Liderados pelo cardiologista Sérgio Timerman, os pesquisadores acompanharam esses indivíduos por um ano. Timerman é diretor do Laboratório de Treinamento, Simulação e Pesquisa em Emergências Cardiovasculares do Instituto do Coração (InCor/USP) e um dos fundadores da Aliança Internacional dos Comitês de Ressuscitação. O objetivo do trabalho foi avaliar a relação entre o tempo de início do primeiro atendimento, a sobrevivência e o aparecimento de sequelas.
Como não havia dados anteriores, os pesquisadores compararam os resultados finais com o que ocorreu nos primeiros 16 meses do programa de emergência.
Rapidez do socorro diminui sequelas
O monitoramento constatou que o fator mais importante para proteger a integridade neurológica dos pacientes (que pode ser afetada pela falta de circulação e oxigenação) foi o intervalo de tempo entre o colapso e o primeiro choque dado pelo desfibrilador.
Na pesquisa feita no metrô de São Paulo, o tempo de atendimento entre o desmaio e o início da ressuscitação foi de 2,7 ± 1,2 minutos. “É o primeiro estudo que aponta um resultado tão bem sucedido em uma grande metrópole”, diz o médico Timerman.
Para ele, esses dados mostram que há um grande ganho em expandir o treinamento e o uso do desfibrilador no transporte coletivo para outras grandes cidades do País.
Os cientistas viram também que o surgimento de sequelas após a parada cardíaca aumentou na proporção em que o tempo de início do uso do desfibrilador oscilou entre 2 a 4 minutos.
Nos casos de colapso cardíaco, cada minuto faz diferença na vida futura dos sobreviventes. Os pacientes que tiveram melhor evolução foram os mais jovens e que receberam o primeiro disparo elétrico mais rapidamente após o desmaio.
De modo geral, o tempo médio de colapso até a desfibrilação costuma ser de 4,8 e mais ou menos 1,2 minutos. Os programas que funcionam nos aeroportos de Chicago, nos Estados Unidos, e nas linhas de trem de Osaka, no Japão, alcançam essa média. Nesses países, a ressuscitação cardíaca com desfibriladores faz parte da rotina de cassinos, estações ferroviárias e instalações esportivas.
O que fazer se alguém desmaiar perto de você no metrô
Alerte o funcionário do metrô mais próximo.

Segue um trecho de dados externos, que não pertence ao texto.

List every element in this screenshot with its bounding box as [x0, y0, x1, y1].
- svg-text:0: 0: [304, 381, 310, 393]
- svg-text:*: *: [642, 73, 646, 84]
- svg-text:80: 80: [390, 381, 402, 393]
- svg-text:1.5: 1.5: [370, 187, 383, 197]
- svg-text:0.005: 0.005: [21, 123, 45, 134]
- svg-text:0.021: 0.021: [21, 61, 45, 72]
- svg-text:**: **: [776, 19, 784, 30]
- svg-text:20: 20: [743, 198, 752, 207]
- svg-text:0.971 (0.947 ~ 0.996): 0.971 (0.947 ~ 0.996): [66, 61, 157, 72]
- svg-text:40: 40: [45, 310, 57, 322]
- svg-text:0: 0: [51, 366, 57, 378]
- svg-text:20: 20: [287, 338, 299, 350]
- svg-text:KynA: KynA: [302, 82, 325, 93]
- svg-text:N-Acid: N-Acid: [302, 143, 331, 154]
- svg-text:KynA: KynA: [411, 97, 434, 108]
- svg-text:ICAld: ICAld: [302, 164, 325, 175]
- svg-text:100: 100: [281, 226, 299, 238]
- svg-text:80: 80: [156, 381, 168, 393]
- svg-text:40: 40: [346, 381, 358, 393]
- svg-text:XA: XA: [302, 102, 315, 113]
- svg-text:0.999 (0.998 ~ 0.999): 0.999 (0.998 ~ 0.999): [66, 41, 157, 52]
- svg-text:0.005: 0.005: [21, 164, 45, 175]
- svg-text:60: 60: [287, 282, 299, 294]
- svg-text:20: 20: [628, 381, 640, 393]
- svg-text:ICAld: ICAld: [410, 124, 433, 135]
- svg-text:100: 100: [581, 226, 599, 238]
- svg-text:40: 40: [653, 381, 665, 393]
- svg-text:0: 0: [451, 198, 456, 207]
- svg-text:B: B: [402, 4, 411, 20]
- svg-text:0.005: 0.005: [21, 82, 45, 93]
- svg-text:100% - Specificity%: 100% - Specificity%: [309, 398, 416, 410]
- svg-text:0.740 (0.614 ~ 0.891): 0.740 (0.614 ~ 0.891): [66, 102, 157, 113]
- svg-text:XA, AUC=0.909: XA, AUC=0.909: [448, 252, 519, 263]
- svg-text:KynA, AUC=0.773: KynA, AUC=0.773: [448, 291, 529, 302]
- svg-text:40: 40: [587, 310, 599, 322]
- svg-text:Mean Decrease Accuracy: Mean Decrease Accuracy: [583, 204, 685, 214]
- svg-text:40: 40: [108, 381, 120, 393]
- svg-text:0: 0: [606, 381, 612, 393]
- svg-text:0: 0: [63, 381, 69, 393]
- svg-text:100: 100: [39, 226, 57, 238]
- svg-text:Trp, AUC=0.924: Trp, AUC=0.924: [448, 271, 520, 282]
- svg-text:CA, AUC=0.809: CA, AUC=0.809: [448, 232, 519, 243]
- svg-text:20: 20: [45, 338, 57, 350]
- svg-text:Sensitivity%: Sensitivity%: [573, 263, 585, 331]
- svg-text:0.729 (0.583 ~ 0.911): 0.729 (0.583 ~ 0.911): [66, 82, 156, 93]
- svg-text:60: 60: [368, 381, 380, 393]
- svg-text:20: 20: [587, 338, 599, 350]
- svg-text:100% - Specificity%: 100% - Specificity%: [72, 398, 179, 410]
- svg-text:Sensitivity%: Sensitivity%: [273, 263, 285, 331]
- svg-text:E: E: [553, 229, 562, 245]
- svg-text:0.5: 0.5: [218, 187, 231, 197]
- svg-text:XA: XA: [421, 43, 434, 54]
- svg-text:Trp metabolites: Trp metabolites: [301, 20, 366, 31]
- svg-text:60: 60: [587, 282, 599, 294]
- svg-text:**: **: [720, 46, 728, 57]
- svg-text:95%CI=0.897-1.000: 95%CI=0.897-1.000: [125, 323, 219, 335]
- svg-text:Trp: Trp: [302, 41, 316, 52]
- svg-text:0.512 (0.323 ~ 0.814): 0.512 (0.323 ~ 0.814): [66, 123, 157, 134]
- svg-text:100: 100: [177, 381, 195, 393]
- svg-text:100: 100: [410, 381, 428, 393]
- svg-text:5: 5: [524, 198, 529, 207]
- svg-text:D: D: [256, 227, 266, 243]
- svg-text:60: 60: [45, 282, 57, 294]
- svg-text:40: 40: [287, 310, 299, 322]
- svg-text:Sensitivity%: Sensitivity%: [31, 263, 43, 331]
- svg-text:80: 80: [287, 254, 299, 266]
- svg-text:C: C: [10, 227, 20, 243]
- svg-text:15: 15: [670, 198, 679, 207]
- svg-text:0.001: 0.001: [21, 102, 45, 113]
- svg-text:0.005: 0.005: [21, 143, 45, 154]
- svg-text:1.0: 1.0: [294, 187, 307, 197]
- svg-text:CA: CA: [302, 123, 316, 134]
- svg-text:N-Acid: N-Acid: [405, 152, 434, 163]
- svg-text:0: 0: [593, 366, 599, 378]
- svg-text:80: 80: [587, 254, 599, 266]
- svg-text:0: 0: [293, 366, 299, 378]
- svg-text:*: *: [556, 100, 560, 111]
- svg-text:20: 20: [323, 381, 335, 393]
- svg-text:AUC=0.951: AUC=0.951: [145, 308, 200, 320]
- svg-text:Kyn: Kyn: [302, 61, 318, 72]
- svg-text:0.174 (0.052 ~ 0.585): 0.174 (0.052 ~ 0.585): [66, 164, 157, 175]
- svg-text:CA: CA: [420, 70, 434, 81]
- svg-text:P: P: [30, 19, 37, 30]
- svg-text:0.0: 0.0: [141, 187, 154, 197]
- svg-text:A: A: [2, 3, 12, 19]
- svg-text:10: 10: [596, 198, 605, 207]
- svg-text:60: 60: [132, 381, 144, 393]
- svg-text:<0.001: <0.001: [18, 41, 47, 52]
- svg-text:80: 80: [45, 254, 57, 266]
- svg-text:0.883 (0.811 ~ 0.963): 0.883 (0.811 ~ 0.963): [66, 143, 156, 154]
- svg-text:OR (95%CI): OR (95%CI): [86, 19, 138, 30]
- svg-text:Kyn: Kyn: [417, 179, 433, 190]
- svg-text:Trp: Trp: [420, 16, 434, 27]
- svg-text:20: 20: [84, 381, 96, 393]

Ele avisará a central de controle para acionar o Serviço de Atendimento Móvel de Urgência (SAMU). Enquanto isso, o agente treinado fará uma verificação para saber se a pessoa está inconsciente e se respira ou não para confirmar a parada cardíaca e dá início à massagem torácica (deve ser ritmada, intensa e constante).
A essa altura, outro funcionário do metrô já deve ter trazido o desfibrilador mais próximo ao local. O equipamento precisar estar ligado e suas duas pás devem ser colocadas sobre o peito do paciente. Automaticamente, o desfibrilador calcula a intensidade da descarga elétrica necessária para reabilitar os batimentos cardíacos e dispara um ou mais choques. O paciente será levado para o hospital assim que o Samu chegar.
Quanto mais rápido esse protocolo for cumprido, menor o risco de sofrimento do músculo cardíaco e de sequelas por causa do déficit de circulação e oxigenação.
Participação da comunidade
Na opinião dos especialistas em ressuscitação cardiopulmonar, os resultados obtidos no metrô podem melhorar ainda mais com a participação da comunidade.
O engajamento de desconhecidos no socorro a quem cai inconsciente nas ruas ou mesmo no metrô é um desafio. Estudos feitos em Seattle, nos Estados Unidos, onde funciona um bom programa de ressuscitação, mostram que as pessoas ainda se chocam com a ideia de socorrer alguém desmaiado e acionar um desfibrilador antes da chegada dos profissionais da emergência.
No entanto, os especialistas já treinam a população nas ruas de Seattle para ajudar nesse momento. Em São Paulo, o mesmo treinamento tem sido dado em escolas da rede pública e algumas empresas.